Rückfälle in die Anwendung religiös motivierter Gewalt gibt es sowohl beim Christentum wie beim Islam. Die Praxis solcher Gewalt bietet ein weites Feld für die historische Betrachtung. Sowohl die kriegerischen Vorstösse des Islams in den Mittelmeerraum und nach Südeuropa wie auch die Kreuzzüge und der heutige Jihadismus müssten im Einzelnen untersucht und systematisch verglichen werden. Das ist ein weites Feld für eine vergleichende Religionsgeschichte - vor allem aber für unvoreingenommene, der Klärung dienende Gespräche zwischen heutigen Muslimen, heutigen Christen.
LEHREN DER GESCHICHTE?
Kann man Lehren aus den Ereignissen ziehen? Am Anfang müsste ein Blick auf die jeweils eigene Geschichte stehen. Hier hat Papst Johannes Paul II. in seinem Schuldbekenntnis und seiner Vergebungsbitte (am 12. März 2000) allem früheren katholischen Triumphalismus in Sachen Kreuzzüge und Kolonisierung eine Absage erteilt: «. . . oft haben die Christen das Evangelium verleugnet und der Logik der Gewalt nachgegeben. Die Rechte von Stämmen und Völkern haben sie verletzt, deren Kulturen und religiöse Traditionen verachtet . . . Vergib uns!»

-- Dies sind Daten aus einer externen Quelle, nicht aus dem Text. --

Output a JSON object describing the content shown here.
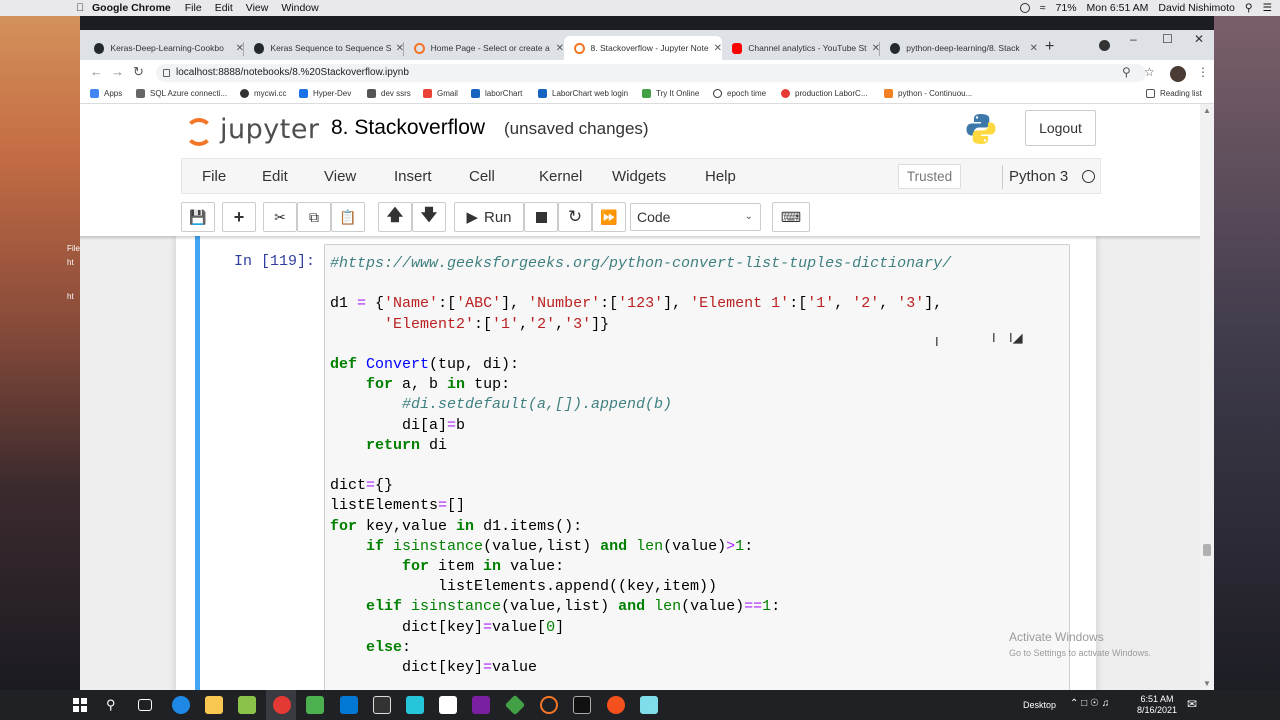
{
  "mac_menubar": {
    "app_name": "Google Chrome",
    "menus": [
      "File",
      "Edit",
      "View",
      "Window"
    ],
    "battery": "71%",
    "datetime": "Mon 6:51 AM",
    "user": "David Nishimoto"
  },
  "desktop": {
    "file_label": "File",
    "items": [
      "ht",
      "ht"
    ]
  },
  "browser": {
    "tabs": [
      {
        "label": "Keras-Deep-Learning-Cookbo",
        "icon": "github-icon"
      },
      {
        "label": "Keras Sequence to Sequence S",
        "icon": "github-icon"
      },
      {
        "label": "Home Page - Select or create a",
        "icon": "jupyter-icon"
      },
      {
        "label": "8. Stackoverflow - Jupyter Note",
        "icon": "jupyter-icon",
        "active": true
      },
      {
        "label": "Channel analytics - YouTube St",
        "icon": "youtube-icon"
      },
      {
        "label": "python-deep-learning/8. Stack",
        "icon": "github-icon"
      }
    ],
    "url": "localhost:8888/notebooks/8.%20Stackoverflow.ipynb",
    "bookmarks": [
      "Apps",
      "SQL Azure connecti...",
      "mycwi.cc",
      "Hyper-Dev",
      "dev ssrs",
      "Gmail",
      "laborChart",
      "LaborChart web login",
      "Try It Online",
      "epoch time",
      "production LaborC...",
      "python - Continuou..."
    ],
    "reading_list": "Reading list"
  },
  "jupyter": {
    "logo_text": "jupyter",
    "notebook_title": "8. Stackoverflow",
    "save_status": "(unsaved changes)",
    "logout_label": "Logout",
    "menu": [
      "File",
      "Edit",
      "View",
      "Insert",
      "Cell",
      "Kernel",
      "Widgets",
      "Help"
    ],
    "trusted_label": "Trusted",
    "kernel_name": "Python 3",
    "toolbar": {
      "run_label": "Run",
      "cell_type": "Code"
    },
    "cell": {
      "prompt": "In [119]:",
      "code_lines": [
        "#https://www.geeksforgeeks.org/python-convert-list-tuples-dictionary/",
        "",
        "d1 = {'Name':['ABC'], 'Number':['123'], 'Element 1':['1', '2', '3'],",
        "      'Element2':['1','2','3']}",
        "",
        "def Convert(tup, di):",
        "    for a, b in tup:",
        "        #di.setdefault(a,[]).append(b)",
        "        di[a]=b",
        "    return di",
        "",
        "dict={}",
        "listElements=[]",
        "for key,value in d1.items():",
        "    if isinstance(value,list) and len(value)>1:",
        "        for item in value:",
        "            listElements.append((key,item))",
        "    elif isinstance(value,list) and len(value)==1:",
        "        dict[key]=value[0]",
        "    else:",
        "        dict[key]=value"
      ]
    }
  },
  "watermark": {
    "title": "Activate Windows",
    "subtitle": "Go to Settings to activate Windows."
  },
  "taskbar": {
    "desktop_label": "Desktop",
    "time": "6:51 AM",
    "date": "8/16/2021"
  }
}
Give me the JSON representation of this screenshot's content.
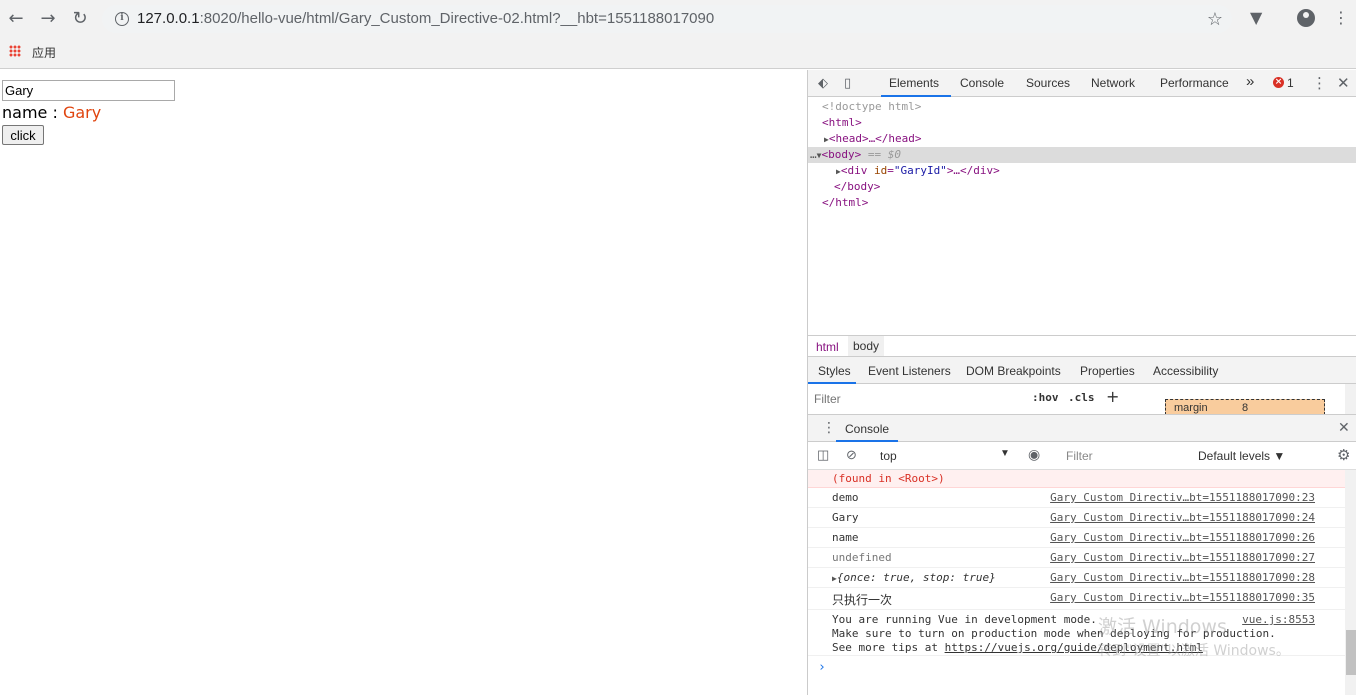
{
  "browser": {
    "url_host": "127.0.0.1",
    "url_rest": ":8020/hello-vue/html/Gary_Custom_Directive-02.html?__hbt=1551188017090",
    "bookmark_apps_label": "应用"
  },
  "page": {
    "input_value": "Gary",
    "name_label": "name : ",
    "name_value": "Gary",
    "button_label": "click"
  },
  "devtools": {
    "tabs": [
      "Elements",
      "Console",
      "Sources",
      "Network",
      "Performance"
    ],
    "more_tabs": "»",
    "error_count": "1",
    "dom": {
      "doctype": "<!doctype html>",
      "html_open": "<html>",
      "head": "<head>…</head>",
      "body_open": "<body>",
      "body_eq": " == $0",
      "div_open": "<div ",
      "div_attr": "id",
      "div_attr_val": "\"GaryId\"",
      "div_close": ">…</div>",
      "body_close": "</body>",
      "html_close": "</html>",
      "ellipsis": "…"
    },
    "breadcrumbs": [
      "html",
      "body"
    ],
    "sub_tabs": [
      "Styles",
      "Event Listeners",
      "DOM Breakpoints",
      "Properties",
      "Accessibility"
    ],
    "styles_filter_placeholder": "Filter",
    "hov": ":hov",
    "cls": ".cls",
    "plus": "+",
    "box_model": {
      "label": "margin",
      "value": "8"
    },
    "console_tab": "Console",
    "console_context": "top",
    "console_filter_placeholder": "Filter",
    "console_levels": "Default levels ▼",
    "logs": [
      {
        "msg": "(found in <Root>)",
        "src": "",
        "type": "error"
      },
      {
        "msg": "demo",
        "src": "Gary Custom Directiv…bt=1551188017090:23",
        "type": "log"
      },
      {
        "msg": "Gary",
        "src": "Gary Custom Directiv…bt=1551188017090:24",
        "type": "log"
      },
      {
        "msg": "name",
        "src": "Gary Custom Directiv…bt=1551188017090:26",
        "type": "log"
      },
      {
        "msg": "undefined",
        "src": "Gary Custom Directiv…bt=1551188017090:27",
        "type": "log"
      },
      {
        "msg": "{once: true, stop: true}",
        "src": "Gary Custom Directiv…bt=1551188017090:28",
        "type": "log"
      },
      {
        "msg": "只执行一次",
        "src": "Gary Custom Directiv…bt=1551188017090:35",
        "type": "log"
      }
    ],
    "vue_msg_1": "You are running Vue in development mode.",
    "vue_msg_2": "Make sure to turn on production mode when deploying for production.",
    "vue_msg_3_prefix": "See more tips at ",
    "vue_msg_3_link": "https://vuejs.org/guide/deployment.html",
    "vue_src": "vue.js:8553",
    "prompt": "›",
    "watermark_1": "激活 Windows",
    "watermark_2": "转到\"设置\"以激活 Windows。"
  }
}
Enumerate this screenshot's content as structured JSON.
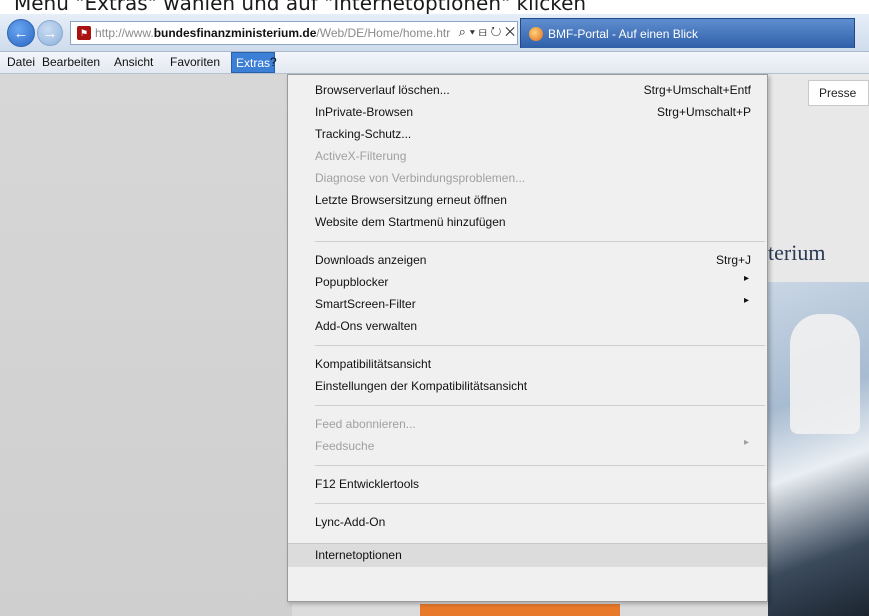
{
  "caption": {
    "text": "Menü \"Extras\" wählen und auf \"Internetoptionen\" klicken"
  },
  "nav": {
    "url_prefix": "http://www.",
    "url_domain": "bundesfinanzministerium.de",
    "url_path": "/Web/DE/Home/home.htr",
    "address_tools": "⌕ ▾ ⊟ ↻ ✕",
    "tab_title": "BMF-Portal - Auf einen Blick"
  },
  "menu_bar": {
    "items": [
      "Datei",
      "Bearbeiten",
      "Ansicht",
      "Favoriten",
      "Extras",
      "?"
    ]
  },
  "page": {
    "presse_label": "Presse",
    "heading_fragment": "terium"
  },
  "dropdown": {
    "items": [
      {
        "label": "Browserverlauf löschen...",
        "shortcut": "Strg+Umschalt+Entf"
      },
      {
        "label": "InPrivate-Browsen",
        "shortcut": "Strg+Umschalt+P"
      },
      {
        "label": "Tracking-Schutz..."
      },
      {
        "label": "ActiveX-Filterung"
      },
      {
        "label": "Diagnose von Verbindungsproblemen..."
      },
      {
        "label": "Letzte Browsersitzung erneut öffnen"
      },
      {
        "label": "Website dem Startmenü hinzufügen"
      },
      {
        "label": "Downloads anzeigen",
        "shortcut": "Strg+J"
      },
      {
        "label": "Popupblocker",
        "arrow": "▸"
      },
      {
        "label": "SmartScreen-Filter",
        "arrow": "▸"
      },
      {
        "label": "Add-Ons verwalten"
      },
      {
        "label": "Kompatibilitätsansicht"
      },
      {
        "label": "Einstellungen der Kompatibilitätsansicht"
      },
      {
        "label": "Feed abonnieren..."
      },
      {
        "label": "Feedsuche",
        "arrow": "▸"
      },
      {
        "label": "F12 Entwicklertools"
      },
      {
        "label": "Lync-Add-On"
      },
      {
        "label": "Internetoptionen"
      }
    ]
  }
}
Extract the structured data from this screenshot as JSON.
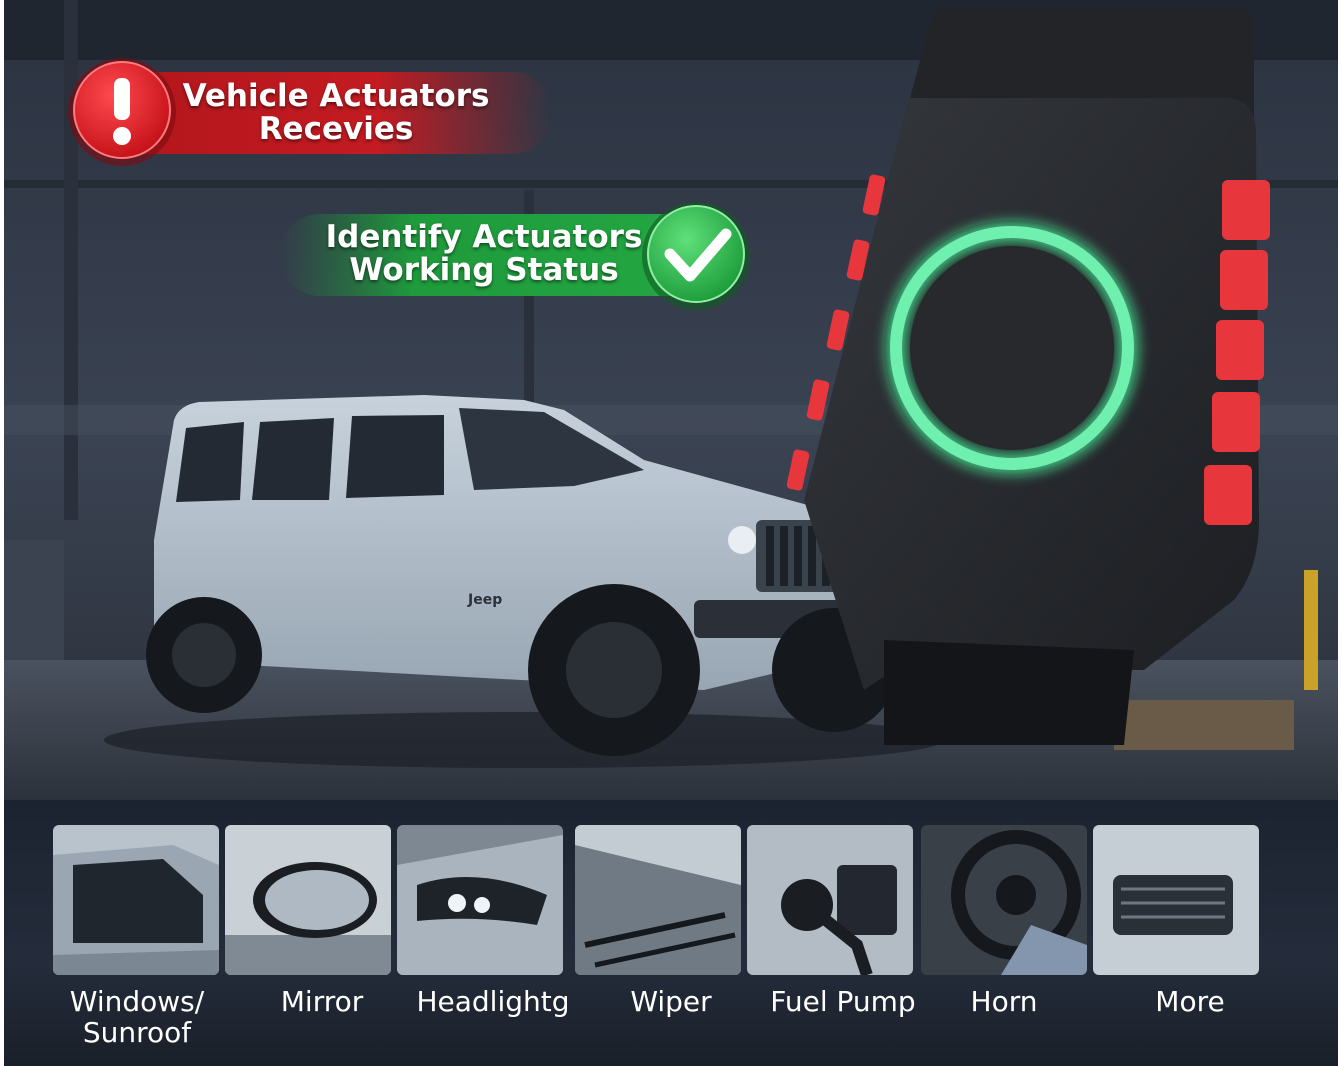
{
  "banners": {
    "alert_text": "Vehicle Actuators\nRecevies",
    "status_text": "Identify Actuators\nWorking Status",
    "alert_icon": "exclamation-icon",
    "status_icon": "checkmark-icon"
  },
  "vehicle": {
    "badge": "Jeep"
  },
  "actuators": [
    {
      "label": "Windows/\nSunroof",
      "icon": "car-window-photo"
    },
    {
      "label": "Mirror",
      "icon": "side-mirror-photo"
    },
    {
      "label": "Headlightg",
      "icon": "headlight-photo"
    },
    {
      "label": "Wiper",
      "icon": "wiper-photo"
    },
    {
      "label": "Fuel Pump",
      "icon": "fuel-nozzle-photo"
    },
    {
      "label": "Horn",
      "icon": "steering-wheel-photo"
    },
    {
      "label": "More",
      "icon": "dashboard-vent-photo"
    }
  ],
  "colors": {
    "alert_red": "#c8161d",
    "status_green": "#1f9a3c",
    "ring_green": "#4ee59a",
    "device_body": "#2a2c30",
    "button_red": "#e8363d"
  }
}
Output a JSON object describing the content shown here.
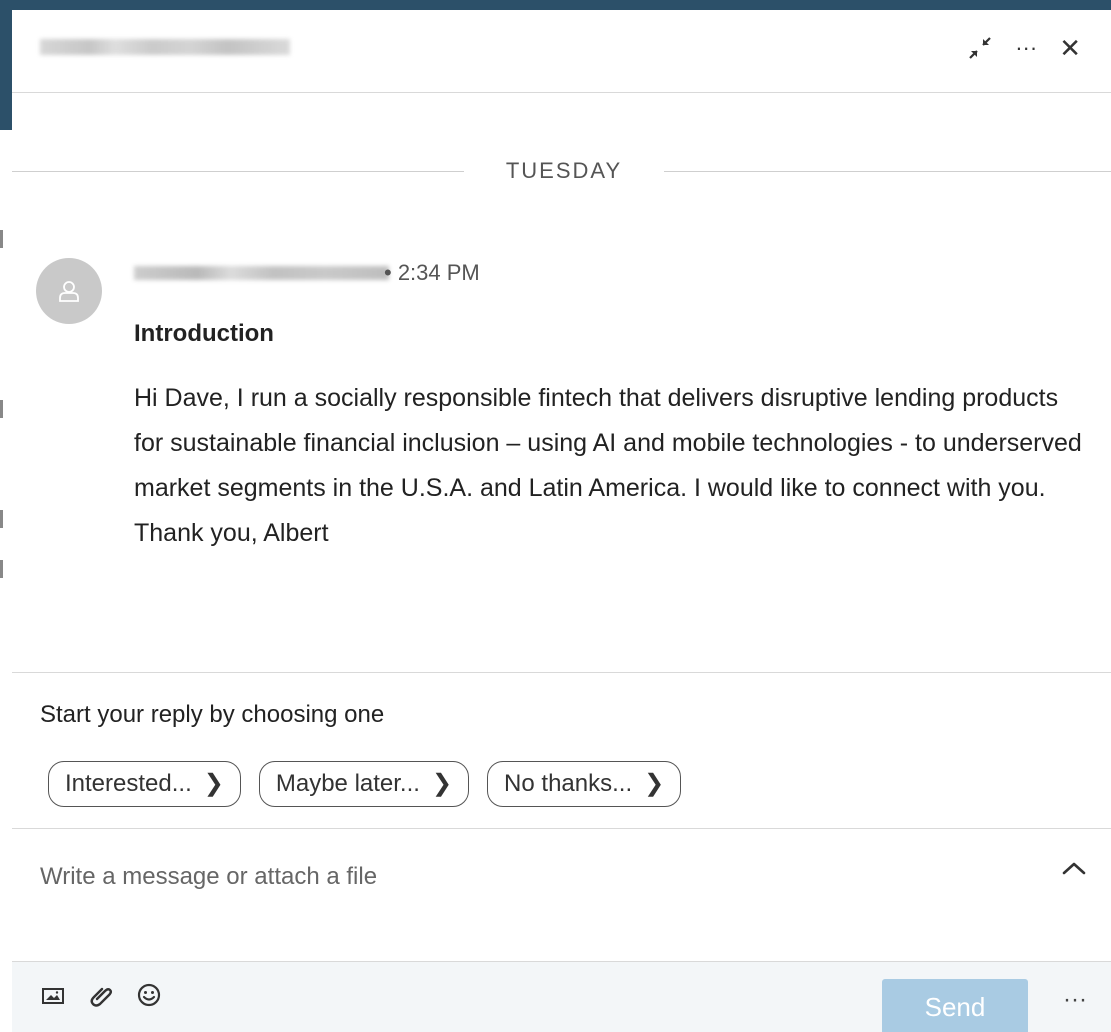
{
  "header": {
    "minimize_icon": "minimize-icon",
    "more_label": "···",
    "close_label": "✕"
  },
  "conversation": {
    "date_divider": "TUESDAY",
    "message": {
      "time": "• 2:34 PM",
      "subject": "Introduction",
      "body": "Hi Dave, I run a socially responsible fintech that delivers disruptive lending products for sustainable financial inclusion – using AI and mobile technologies - to underserved market segments in the U.S.A. and Latin America. I would like to connect with you. Thank you, Albert"
    }
  },
  "quick_replies": {
    "prompt": "Start your reply by choosing one",
    "options": [
      {
        "label": "Interested...",
        "arrow": "❯"
      },
      {
        "label": "Maybe later...",
        "arrow": "❯"
      },
      {
        "label": "No thanks...",
        "arrow": "❯"
      }
    ]
  },
  "compose": {
    "placeholder": "Write a message or attach a file",
    "expand_icon": "chevron-up-icon"
  },
  "footer": {
    "send_label": "Send",
    "more_label": "···"
  },
  "colors": {
    "send_disabled": "#a9cbe3",
    "background": "#2c5069"
  }
}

Wäre ein solches Mit-sich-selbst-ins-Gericht- Gehen auch im Islam denkbar? Man vermisst es bis heute, aber ganz ausschliessen sollte man es für die Zukunft nicht. Geduld ist nötig. Vielleicht ist der Islam - bei all seiner oftmals berechtigten Kritik an den «Kreuzzüglern» und ihren Nachfahren - als jüngste der drei abrahamitischen Religionen gegenwärtig selbst noch in einer «Kreuzzugsphase».
Hans Maier amtete von 1976 bis 1988 als Präsident des Zentralkomitees der deutschen Katholiken. Bis 1999 hatte er an der Universität München den Lehrstuhl für christliche Weltanschauung, Religions- und Kulturtheorie inne. Vor zwei Jahren ist von ihm das Buch «Das Doppelgesicht des Religiösen. Religion - Gewalt - Politik» (Herder, Freiburg i. Br.) erschienen.